Conmoverse

“Un sábado…había allí un hombre que tenía parálisis en el brazo derecho. Los letrados y los fariseos estaban al acecho para ver si curaba en sábado…” (Lc 6,6-11)

Los evangelistas emplean un verbo muy especial para expresar la reacción de Jesús ante el sufrimiento de las gentes que encuentra en su camino. En general, las biblias lo suelen traducir diciendo que Jesús «se compadece». Pero el significado literal del término griego sugiere algo más. A Jesús «le tiemblan las entrañas» cuando ve sufrir a alguien. No puede pasar de largo. Todo su ser se conmueve.
Así reacciona cuando se le acerca un hombre destruido por la lepra, o cuando se encuentra, en la aldea de Naím, con una madre viuda a cuyo hijo llevan a enterrar, o cuando unos ciegos le piden en Jericó que abra sus ojos. En el texto evangélico de Lucas se nos dice que Jesús no puede celebrar la liturgia de la sinagoga sin hacer algo por aquel hombre que está allí, a la entrada, con una mano paralizada.

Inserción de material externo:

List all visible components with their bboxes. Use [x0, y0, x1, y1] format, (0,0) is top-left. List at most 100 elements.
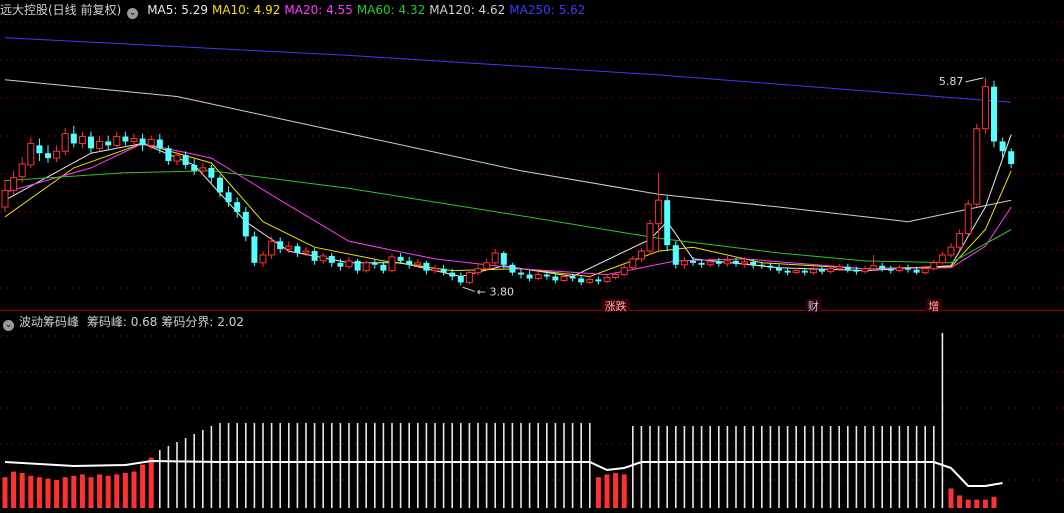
candle[interactable]: [345, 256, 353, 269]
candle[interactable]: [251, 231, 258, 266]
max-price-label: 5.87: [939, 75, 964, 88]
chevron-down-icon[interactable]: ⌄: [3, 320, 14, 331]
candle[interactable]: [819, 266, 825, 275]
candle[interactable]: [362, 260, 370, 273]
candle[interactable]: [491, 249, 499, 265]
candle[interactable]: [88, 131, 94, 154]
candle[interactable]: [474, 264, 482, 276]
candle[interactable]: [680, 256, 688, 269]
candle[interactable]: [440, 264, 447, 276]
candlestick-series[interactable]: [1, 77, 1015, 286]
event-tag[interactable]: 财: [805, 299, 822, 313]
candle[interactable]: [552, 273, 559, 284]
candle[interactable]: [879, 262, 886, 272]
candle[interactable]: [225, 186, 232, 208]
candle[interactable]: [938, 252, 946, 265]
candle[interactable]: [122, 131, 129, 146]
candle[interactable]: [895, 264, 903, 273]
candle[interactable]: [956, 229, 964, 251]
candle[interactable]: [964, 200, 972, 237]
candle[interactable]: [1, 179, 9, 212]
candle[interactable]: [354, 258, 361, 274]
candle[interactable]: [603, 274, 611, 284]
chip-bar-low: [36, 477, 42, 508]
candle[interactable]: [182, 151, 189, 169]
candle[interactable]: [999, 137, 1006, 159]
candle[interactable]: [397, 253, 404, 264]
candle[interactable]: [947, 243, 955, 258]
candle[interactable]: [930, 259, 938, 271]
candle[interactable]: [277, 237, 284, 254]
candle[interactable]: [887, 265, 894, 274]
candle[interactable]: [311, 248, 318, 265]
candle[interactable]: [380, 261, 387, 274]
candle[interactable]: [371, 258, 378, 269]
candle[interactable]: [18, 157, 26, 183]
candle[interactable]: [259, 251, 267, 267]
candle[interactable]: [165, 145, 172, 165]
candle[interactable]: [518, 268, 524, 279]
candle[interactable]: [664, 196, 671, 252]
event-tag[interactable]: 增: [925, 299, 942, 313]
candle[interactable]: [268, 236, 276, 259]
candle[interactable]: [457, 272, 464, 286]
candle[interactable]: [870, 254, 878, 271]
candle[interactable]: [973, 123, 981, 208]
chevron-down-icon[interactable]: ⌄: [127, 8, 139, 19]
candle[interactable]: [509, 262, 516, 276]
candle[interactable]: [328, 253, 335, 267]
candle[interactable]: [706, 257, 714, 267]
candle[interactable]: [61, 127, 69, 156]
candle[interactable]: [45, 145, 51, 163]
candle[interactable]: [991, 80, 997, 148]
candle[interactable]: [191, 159, 198, 175]
candle[interactable]: [465, 269, 473, 285]
candle[interactable]: [217, 174, 223, 198]
candle[interactable]: [208, 164, 215, 183]
candle[interactable]: [809, 266, 817, 275]
candle[interactable]: [905, 264, 911, 273]
candle[interactable]: [646, 219, 654, 255]
candle[interactable]: [78, 131, 86, 149]
candle[interactable]: [776, 264, 782, 274]
candle[interactable]: [844, 263, 851, 273]
candle[interactable]: [629, 255, 637, 271]
candle[interactable]: [723, 255, 731, 267]
candle[interactable]: [1008, 148, 1015, 168]
candle[interactable]: [620, 264, 628, 277]
event-tag[interactable]: 涨跌: [601, 299, 630, 313]
candle[interactable]: [156, 133, 163, 154]
candle[interactable]: [96, 135, 104, 152]
candle[interactable]: [53, 145, 61, 163]
candle[interactable]: [690, 256, 696, 266]
candle[interactable]: [861, 265, 869, 274]
candle[interactable]: [431, 264, 439, 274]
candle[interactable]: [113, 131, 121, 149]
candle[interactable]: [595, 276, 602, 285]
candle[interactable]: [655, 172, 663, 252]
candle[interactable]: [672, 241, 679, 269]
chip-bar-low: [19, 473, 25, 508]
candle[interactable]: [534, 271, 542, 281]
candle[interactable]: [105, 135, 112, 150]
candle[interactable]: [586, 276, 594, 285]
candle[interactable]: [578, 275, 585, 286]
candle[interactable]: [388, 254, 396, 273]
candle[interactable]: [423, 260, 430, 275]
candle[interactable]: [767, 262, 774, 271]
candle[interactable]: [10, 170, 18, 195]
candle[interactable]: [294, 243, 301, 257]
candle[interactable]: [483, 258, 491, 271]
candle[interactable]: [319, 253, 327, 264]
candle[interactable]: [27, 137, 35, 168]
candle[interactable]: [199, 163, 207, 175]
candle[interactable]: [784, 267, 791, 276]
candle[interactable]: [147, 135, 155, 150]
candle[interactable]: [36, 138, 43, 162]
candle[interactable]: [70, 125, 77, 148]
candle[interactable]: [130, 133, 138, 146]
candle[interactable]: [526, 270, 533, 282]
candle[interactable]: [981, 77, 989, 134]
candle[interactable]: [406, 256, 413, 269]
candle[interactable]: [242, 207, 249, 242]
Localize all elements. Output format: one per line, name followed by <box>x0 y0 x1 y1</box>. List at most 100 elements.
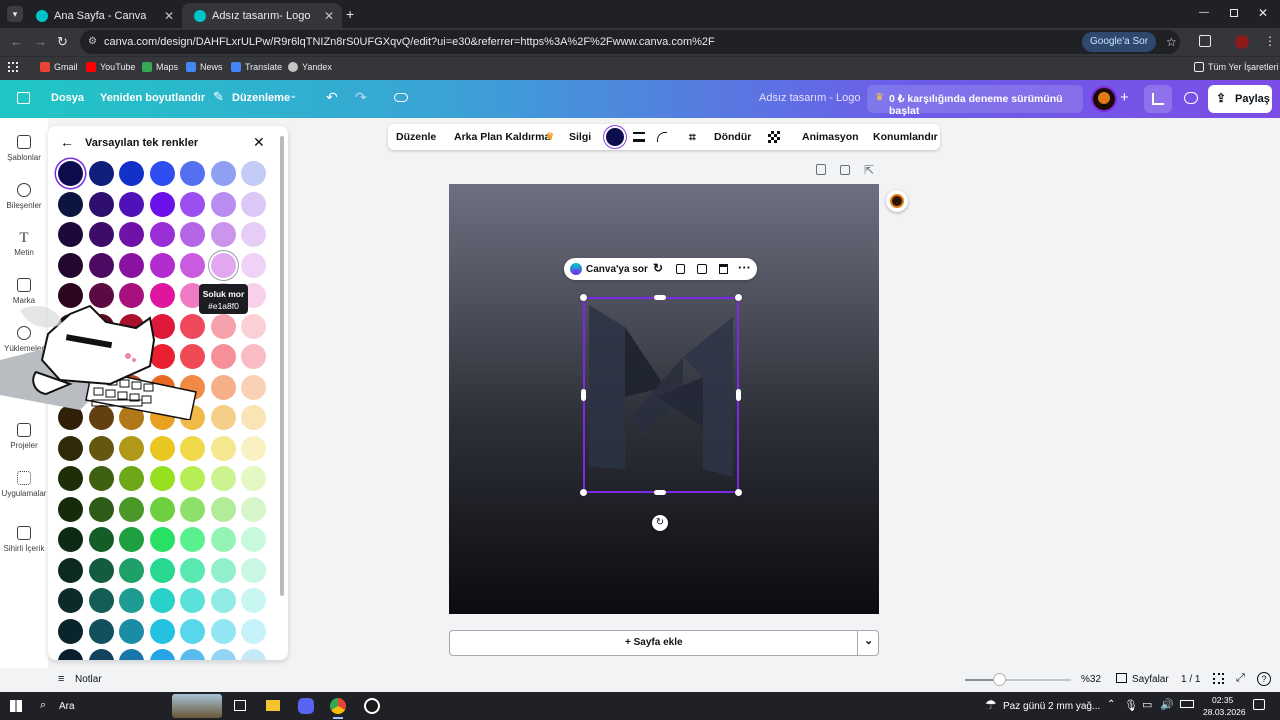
color-swatch[interactable] <box>58 191 83 217</box>
tab-design[interactable]: Adsız tasarım- Logo ✕ <box>182 3 342 28</box>
rotate-handle[interactable]: ↻ <box>652 515 668 531</box>
volume-icon[interactable]: 🔊 <box>1160 698 1174 711</box>
more-options-icon[interactable]: ··· <box>738 260 751 275</box>
color-swatch[interactable] <box>180 161 205 186</box>
google-ask-button[interactable]: Google'a Sor <box>1082 32 1157 52</box>
color-swatch[interactable] <box>119 252 144 278</box>
color-swatch[interactable] <box>58 252 83 278</box>
resize-handle[interactable] <box>736 389 741 401</box>
tab-home[interactable]: Ana Sayfa - Canva ✕ <box>24 3 182 28</box>
assistant-badge[interactable] <box>886 190 908 212</box>
trial-button[interactable]: ♛ 0 ₺ karşılığında deneme sürümünü başla… <box>867 85 1083 117</box>
color-swatch[interactable] <box>149 191 175 217</box>
color-swatch[interactable] <box>241 588 266 613</box>
clock-time[interactable]: 02:35 <box>1212 695 1233 705</box>
color-swatch[interactable] <box>210 527 236 552</box>
color-swatch[interactable] <box>180 191 205 217</box>
color-swatch[interactable] <box>210 649 236 660</box>
color-swatch[interactable] <box>241 527 266 552</box>
notification-icon[interactable] <box>1253 699 1265 710</box>
network-icon[interactable]: ▭ <box>1142 698 1152 711</box>
bookmark-gmail[interactable]: Gmail <box>40 62 78 72</box>
trash-icon[interactable] <box>719 264 728 274</box>
color-swatch[interactable] <box>210 252 236 278</box>
duplicate-page-icon[interactable] <box>840 165 850 175</box>
lock-icon[interactable] <box>676 264 685 274</box>
resize-handle[interactable] <box>580 294 587 301</box>
line-weight-icon[interactable] <box>633 132 645 142</box>
color-swatch[interactable] <box>119 466 144 491</box>
color-swatch[interactable] <box>58 649 83 660</box>
share-button[interactable]: ⇪ Paylaş <box>1208 85 1272 113</box>
regenerate-icon[interactable]: ↻ <box>653 261 663 275</box>
minimize-icon[interactable]: — <box>1199 7 1209 18</box>
color-swatch[interactable] <box>88 466 114 491</box>
color-swatch[interactable] <box>88 496 114 522</box>
color-swatch[interactable] <box>210 405 236 430</box>
color-swatch[interactable] <box>241 313 266 339</box>
color-swatch[interactable] <box>149 588 175 613</box>
obs-icon[interactable] <box>364 698 380 714</box>
color-swatch[interactable] <box>210 557 236 583</box>
notes-button[interactable]: Notlar <box>75 674 102 685</box>
color-swatch[interactable] <box>241 405 266 430</box>
color-swatch[interactable] <box>241 252 266 278</box>
color-swatch[interactable] <box>88 252 114 278</box>
color-swatch[interactable] <box>180 557 205 583</box>
color-swatch[interactable] <box>210 496 236 522</box>
zoom-value[interactable]: %32 <box>1081 674 1101 685</box>
color-swatch[interactable] <box>210 161 236 186</box>
corner-rounding-icon[interactable] <box>657 132 667 142</box>
bookmark-translate[interactable]: Translate <box>231 62 282 72</box>
reload-icon[interactable]: ↻ <box>57 34 68 50</box>
resize-handle[interactable] <box>581 389 586 401</box>
file-menu[interactable]: Dosya <box>51 92 84 104</box>
site-info-icon[interactable]: ⚙ <box>88 30 97 54</box>
color-swatch[interactable] <box>58 466 83 491</box>
edit-button[interactable]: Düzenle <box>396 131 436 143</box>
color-swatch[interactable] <box>180 252 205 278</box>
color-swatch[interactable] <box>149 557 175 583</box>
color-swatch[interactable] <box>210 191 236 217</box>
clock-date[interactable]: 28.03.2026 <box>1203 707 1246 717</box>
color-swatch[interactable] <box>210 344 236 369</box>
sidebar-item-templates[interactable]: Şablonlar <box>0 135 48 162</box>
task-view-icon[interactable] <box>234 700 246 711</box>
color-swatch[interactable] <box>119 435 144 461</box>
home-icon[interactable] <box>17 92 30 104</box>
eraser-button[interactable]: Silgi <box>569 131 591 143</box>
color-swatch[interactable] <box>88 649 114 660</box>
cloud-save-icon[interactable] <box>394 93 408 102</box>
bg-remove-button[interactable]: Arka Plan Kaldırma <box>454 131 550 143</box>
animate-button[interactable]: Animasyon <box>802 131 859 143</box>
color-swatch[interactable] <box>149 527 175 552</box>
color-swatch[interactable] <box>119 191 144 217</box>
sidebar-item-elements[interactable]: Bileşenler <box>0 183 48 210</box>
weather-text[interactable]: Paz günü 2 mm yağ... <box>1003 701 1100 712</box>
taskbar-search[interactable]: ⌕ Ara <box>30 694 166 718</box>
brand-avatar[interactable] <box>1091 86 1117 112</box>
color-swatch[interactable] <box>241 466 266 491</box>
resize-handle[interactable] <box>580 489 587 496</box>
add-page-button[interactable]: + Sayfa ekle ⌄ <box>449 630 879 656</box>
color-swatch[interactable] <box>119 649 144 660</box>
color-swatch[interactable] <box>210 222 236 247</box>
color-swatch[interactable] <box>119 222 144 247</box>
color-swatch[interactable] <box>88 588 114 613</box>
color-swatch[interactable] <box>149 649 175 660</box>
tab-search-icon[interactable]: ▾ <box>7 6 23 22</box>
url-field[interactable]: ⚙ canva.com/design/DAHFLxrULPw/R9r6lqTNI… <box>80 30 1180 54</box>
color-swatch[interactable] <box>241 344 266 369</box>
resize-handle[interactable] <box>735 489 742 496</box>
chevron-down-icon[interactable]: ⌄ <box>289 90 297 101</box>
pages-button[interactable]: Sayfalar <box>1132 674 1169 685</box>
bookmark-news[interactable]: News <box>186 62 223 72</box>
sidebar-item-apps[interactable]: Uygulamalar <box>0 471 48 498</box>
zoom-slider[interactable] <box>965 673 1071 686</box>
new-tab-icon[interactable]: + <box>346 6 354 22</box>
color-swatch[interactable] <box>210 435 236 461</box>
color-swatch[interactable] <box>58 588 83 613</box>
color-swatch[interactable] <box>119 618 144 644</box>
color-swatch[interactable] <box>241 557 266 583</box>
color-swatch[interactable] <box>210 588 236 613</box>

Es fácil vivir sin conmoverse ante el sufrimiento ajeno, y caminar por la vida sin advertir que estamos hablando con alguien que vive deprimido, que hemos saludado a una persona cogida por el miedo y la ansiedad, o que acabamos de despedir a un ser humano que está solo y desesperanzado. En una entrevista que le hicieron a S. Freud cuando el cáncer que acabó con él se le había ya manifestado, el padre del psicoanálisis decía así: «De vez en cuando tengo la satisfacción de estrechar una mano amiga. En un par de ocasiones he dado con un ser humano que casi llegaba a comprenderme. ¿Qué más se puede pedir?»
Ciertamente, se puede pedir algo más, o al menos buscarlo. Pero es necesario no pasar de largo. Detenerse más ante cada persona. Llevar bien abiertos los ojos y mirar más despacio a quien sufre. Es tan fácil correr tras los propios intereses dando la espalda a quien nos resulta molesto.
Sin embargo, pocas cosas hay más grandes que estar junto a la persona que sufre, compartiendo su pena y desvalimiento. Incluso, cuando no hay nada que hacer y todo parece perdido, la presencia cercana y amistosa aporta alivio y fuerza para vivir. Una escucha respetuosa y amable puede ayudar al que sufre a desahogarse. Una palabra dicha con tacto y ternura puede liberar de la soledad y abrir un horizonte nuevo.
Sé que puede parecer una ingenuidad hablar de estas cosas cuando se pretende reducir el comportamiento humano a una búsqueda del placer inmediato o cuando se predica el pragmatismo puro y duro como ideal supremo de vida, pero ¿se puede ser humano sin conmoverse ante el sufrimiento de un semejante?